Nathan uses common sense in his dealings with animals. For example, he said a rescue or shelter’s adoption form should not be the stopping place for an adoption, it should be the beginning of a conversation. He thinks too many groups use too strict of guidelines and then never make exceptions because they don’t actually talk to the people. 10 years ago, I went to HSI to adopt a dog. I looked at a husky mix. I was denied because I said the dog would live in a fenced back yard while I was not home. Their forms at that time (they are more relaxed now) said that dogs could only go to homes where they would live inside as companion animals. So, they would rather kill the husky mix, a dog that was probably happier outside, than let it live outside. And yet, this same organization says there just aren’t enough homes.

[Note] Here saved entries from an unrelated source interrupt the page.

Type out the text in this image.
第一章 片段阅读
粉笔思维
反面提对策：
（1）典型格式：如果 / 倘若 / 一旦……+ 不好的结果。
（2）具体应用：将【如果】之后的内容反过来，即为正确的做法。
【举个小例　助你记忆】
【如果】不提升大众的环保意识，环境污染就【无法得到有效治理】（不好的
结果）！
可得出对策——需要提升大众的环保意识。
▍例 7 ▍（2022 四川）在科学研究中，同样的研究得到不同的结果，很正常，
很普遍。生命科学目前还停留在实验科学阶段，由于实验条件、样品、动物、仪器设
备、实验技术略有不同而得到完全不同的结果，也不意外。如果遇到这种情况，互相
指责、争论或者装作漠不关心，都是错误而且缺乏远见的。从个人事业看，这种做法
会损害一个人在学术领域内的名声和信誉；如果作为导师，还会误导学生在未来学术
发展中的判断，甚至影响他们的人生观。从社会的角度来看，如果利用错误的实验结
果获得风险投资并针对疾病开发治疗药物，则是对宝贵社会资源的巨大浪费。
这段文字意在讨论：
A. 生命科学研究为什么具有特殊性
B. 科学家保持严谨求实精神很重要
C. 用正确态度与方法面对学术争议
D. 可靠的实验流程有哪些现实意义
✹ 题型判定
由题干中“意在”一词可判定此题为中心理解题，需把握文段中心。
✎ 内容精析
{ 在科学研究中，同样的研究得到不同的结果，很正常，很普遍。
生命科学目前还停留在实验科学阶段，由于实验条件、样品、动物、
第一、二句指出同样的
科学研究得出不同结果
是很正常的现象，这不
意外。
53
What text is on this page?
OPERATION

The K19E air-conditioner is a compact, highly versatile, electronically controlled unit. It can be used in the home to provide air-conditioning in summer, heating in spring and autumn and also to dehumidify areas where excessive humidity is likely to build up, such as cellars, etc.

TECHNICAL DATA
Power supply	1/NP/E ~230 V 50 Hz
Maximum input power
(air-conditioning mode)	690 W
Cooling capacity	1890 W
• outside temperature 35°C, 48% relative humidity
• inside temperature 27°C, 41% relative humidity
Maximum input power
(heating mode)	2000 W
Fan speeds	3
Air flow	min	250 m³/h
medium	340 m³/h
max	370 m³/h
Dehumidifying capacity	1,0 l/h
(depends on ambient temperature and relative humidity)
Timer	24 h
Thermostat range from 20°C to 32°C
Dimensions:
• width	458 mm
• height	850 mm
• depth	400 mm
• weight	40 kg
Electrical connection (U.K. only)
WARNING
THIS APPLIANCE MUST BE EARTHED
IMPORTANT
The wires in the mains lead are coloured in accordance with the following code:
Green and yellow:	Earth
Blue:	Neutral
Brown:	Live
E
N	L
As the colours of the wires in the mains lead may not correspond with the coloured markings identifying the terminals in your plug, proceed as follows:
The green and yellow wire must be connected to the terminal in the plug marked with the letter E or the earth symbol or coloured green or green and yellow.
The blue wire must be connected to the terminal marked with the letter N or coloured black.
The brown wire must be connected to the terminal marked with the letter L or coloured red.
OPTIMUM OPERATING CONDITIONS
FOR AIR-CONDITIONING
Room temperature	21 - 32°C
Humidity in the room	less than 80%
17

Nathan never has a purebred dog in his shelters. All those go to rescues. He says to go no kill you have to really work it. You have to have foster homes, rescue groups, off-site adoptions, hours which allow people to see animals after work (many shelters are open 9-5), newsletters, creative marketing of hard-to-place animals, relationships with all the local animal hospitals, vet schools, animal organizations or any business that deals with animals. At one of his shelters, each dog came with 1 month of free poop removal from a local service, 10 percent off training at a local trainer (and some dogs were given free training as special promotions), free initial vet visit from any vet they choose, spayed and or neutered, shots, and a whole bag full of other incentives, all for a $60 adoption fee. He pointed out that shelters MUST compete with pet stores. You can go into a pet store and get your puppy or kitten immediately, with no forms, no waiting period, just pay the money. Many shelters have 48 hour holds or don’t spay, neuter until after adoption, so people who told their child that today was the day they were getting a puppy were disappointed if they came to that kind of shelter.

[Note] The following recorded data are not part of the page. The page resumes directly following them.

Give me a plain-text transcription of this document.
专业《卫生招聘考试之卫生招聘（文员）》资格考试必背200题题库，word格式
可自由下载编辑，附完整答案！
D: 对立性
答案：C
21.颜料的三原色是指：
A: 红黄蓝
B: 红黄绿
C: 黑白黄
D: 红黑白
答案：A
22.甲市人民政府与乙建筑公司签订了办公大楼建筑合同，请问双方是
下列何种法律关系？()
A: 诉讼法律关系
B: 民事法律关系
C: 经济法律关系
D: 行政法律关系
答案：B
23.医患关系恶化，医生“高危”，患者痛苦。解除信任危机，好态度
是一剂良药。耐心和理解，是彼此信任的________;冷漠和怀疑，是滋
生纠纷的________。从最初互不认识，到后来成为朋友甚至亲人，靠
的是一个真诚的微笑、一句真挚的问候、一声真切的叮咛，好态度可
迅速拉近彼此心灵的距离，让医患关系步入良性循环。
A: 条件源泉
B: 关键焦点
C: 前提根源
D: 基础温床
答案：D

Volunteers are the main thing you need and he pointed out it is easier to get volunteers if they know they won’t constantly be working with animals that won’t die tomorrow. I don’t volunteer at a shelter because I know myself too well. I would be an emotional wreck, but if I could work with a no kill shelter, I would give them every free hour I could muster.

Let me close by saying that the #1 Reason I am sending out this email is also because Nathan did NOT promote any mandatory laws. As many of you know, I belong to a working dog club. Everyone but me, has an intact dog that they work. Not a single person in my dog club has ever had an unwanted pregnancy in their dog or let their male dogs wander. They want their dogs intact because some studies indicate that intact animals perform better than those who have been altered. While this is a topic that both sides of the s/n issue could debate forever, I respect my friends rights to keep their dogs intact as long as those animals do not do anything to cause an unwanted litter. Mandatory laws, Nathan pointed out more than once, actually never work and generally make kill rates go up. This includes licensing laws and leash laws. One study in San Francisco actually showed that the more off-leash dog parks there were the fewer incidents of dog bites were reported. We do not need laws to protect people from animals. We need low cost or no cost spay and neuter programs and vaccination programs and we need to let people have their pets and do stuff with them without fear of fines.

I have one more thing to add and it is important. Too many things never get done because each and every rescue group, animal shelter and dog and or cat group has its own agenda and often those groups cannot see past those agendas. So, you might not like someone on a specific board or someone who runs a specific group. Try and look past that and see if you can support that groups cause. If you don’t like a direction things are going, don’t complain unless you are active in trying to cause change. Don’t not help just because your specific group may have some issues that aren’t shared by everyone. Too often, we get hung up on little, picky things while 5 million animals are dying.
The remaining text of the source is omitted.